• okudum
    • okuyorum
    • okumak istiyorum
  • youreads puanı (8.89)
şeker portakalı - jose mauro de vasconcelos
"yazarlıkta karar kılıncaya kadar, boks antrenörlüğünden ressam ve heykeltıraşlara modellik yapmaya, muz plantasyonlarında hamallıktan gece kulüplerinde garsonluğa kadar çeşitli işlerde çalışan jose mauro de vasconcelos'un başyapıtı şeker portakalı, "günün birinde acıyı keşfeden küçük bir çocuğun öyküsü"dür. çok yoksul bir ailenin oğlu olarak dünyaya gelen, dokuz yaşında yüzme öğrenirken bir gün yüzme şampiyonu olmanın hayalini kuran vasconcelos'un çocukluğundan derin izler taşıyan şeker portakalı, yaşamın beklenmedik değişimleri karşısında büyük sarsıntılar yaşayan küçük zeze'nin başından geçenleri anlatır. vasconcelos, tam on iki günde yazdığı bu romanı 'yirmi yıldan fazla bir zaman yüreğinde taşıdığını' söyler."


  1. ilk okuduğum çocuk kitabı olması dolayısıyla "ilkgözağrım" olan kitaptır.
    akabinde küçük prens ve çocuk kalbi kitaplarını da okudum, ama şeker portakalı'nın bende yeri başkadır.

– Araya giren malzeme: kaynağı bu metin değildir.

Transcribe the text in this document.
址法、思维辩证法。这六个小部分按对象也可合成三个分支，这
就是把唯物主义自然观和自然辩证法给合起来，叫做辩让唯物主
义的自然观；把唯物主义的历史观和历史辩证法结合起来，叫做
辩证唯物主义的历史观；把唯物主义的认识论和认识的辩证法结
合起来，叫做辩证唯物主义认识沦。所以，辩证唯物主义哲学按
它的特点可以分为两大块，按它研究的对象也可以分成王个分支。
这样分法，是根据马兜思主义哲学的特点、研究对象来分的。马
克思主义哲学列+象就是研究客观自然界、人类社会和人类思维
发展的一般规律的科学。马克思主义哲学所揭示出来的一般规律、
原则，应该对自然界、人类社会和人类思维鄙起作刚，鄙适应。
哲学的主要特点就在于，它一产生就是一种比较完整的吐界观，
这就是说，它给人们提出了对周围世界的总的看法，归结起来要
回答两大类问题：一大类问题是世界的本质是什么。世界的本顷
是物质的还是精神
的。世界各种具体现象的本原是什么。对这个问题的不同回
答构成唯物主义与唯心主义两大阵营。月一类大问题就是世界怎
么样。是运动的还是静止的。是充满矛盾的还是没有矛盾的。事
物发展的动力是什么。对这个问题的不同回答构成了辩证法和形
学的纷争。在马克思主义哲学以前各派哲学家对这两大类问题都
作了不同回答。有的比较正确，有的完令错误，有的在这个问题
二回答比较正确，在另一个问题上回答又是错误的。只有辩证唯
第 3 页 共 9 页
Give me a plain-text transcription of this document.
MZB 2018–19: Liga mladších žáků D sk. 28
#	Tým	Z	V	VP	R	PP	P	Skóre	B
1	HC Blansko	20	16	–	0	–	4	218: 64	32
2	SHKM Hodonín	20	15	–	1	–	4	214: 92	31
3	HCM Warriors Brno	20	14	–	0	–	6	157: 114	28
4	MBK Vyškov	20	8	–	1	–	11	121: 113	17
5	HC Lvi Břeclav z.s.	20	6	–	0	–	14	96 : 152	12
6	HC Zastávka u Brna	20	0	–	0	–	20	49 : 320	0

    şeker portakalı'nın devamı niteliğinde olan "güneşi uyandıralım" ve "delifişek" isimli kitaplarda, zeze'nin maceraları devam eder.
    bir nevi, üçlemedir bu kitap serisi.^:şeker portakalı^^:güneşi uyandıralım^^:delifişek^

    milli eğitim bakanlığı'nın "yasaklı kitaplar" listesindeydi bir kaç sene önce, halihazırdaki durumu nedir bilmiyorum ama bence her çocuğa mutlaka okutulmalı.
    günümüzde, çocukların gördüğü/duyduğu ve hatta bizzat yaşadığı o kadar çok müstehcenlik var ki, bu kitabın içinde geçen birkaç sözün esamesi bile okunmaz bunların yanında.

    bu arada, 2000'li yıllarda hala kitapları yasaklayan zihniyete de bu vesileyle "selam olsun" diyorum. aslında, başka bir şey demek isterdim ama sözlüğün seviyesini düşürmek istemiyorum.^:anladın sen onu^
  2. hani bazı filmler vardır tekrar ekrar izlesenizde bıkmazsınız ve her izleyişinizde yeni bir detay yakalarsınız.. çocukluğumda en sevdiğim ve tekrar tekrar okumaktan bıkmadığım tek kitaptı kendisi. daha sonradan bu kitabın devamı olan 'güneşi uyandıralım' ve 'delifişek' i bitirmiştim. çok severdim zeze' yi ve kendimden birşeyler bulurdum okuduğumda.. kitabın belkide en çekici yanı duygularındaki yoğunluğu çok güzel bir şekilde anlatmasıydı.. sonradan filmi de yapıldı ama sevemedim filmini, çünkü kitabı okurken kurduğum hayalimdeki zeze'nin hayatı daha güzeldi.
    yaza
  3. kendi başıma keşfettiğim bir küçük dünyaydı şeker portakalı. 35'e kadar varlığından haberdar olamadığıma içerlediğim.

    zeze ile birlikte ayakkabı boyamaya çalışırken buldum kalbimi.
    onunla birlikte bay arivaldo'nun yolunu bekleyip, portekizli için cenaze merasimi yaptım gönlümde.

    ve bir küçücük yüreğinin, kocaman bir adam oluşuna tanıklık ettim.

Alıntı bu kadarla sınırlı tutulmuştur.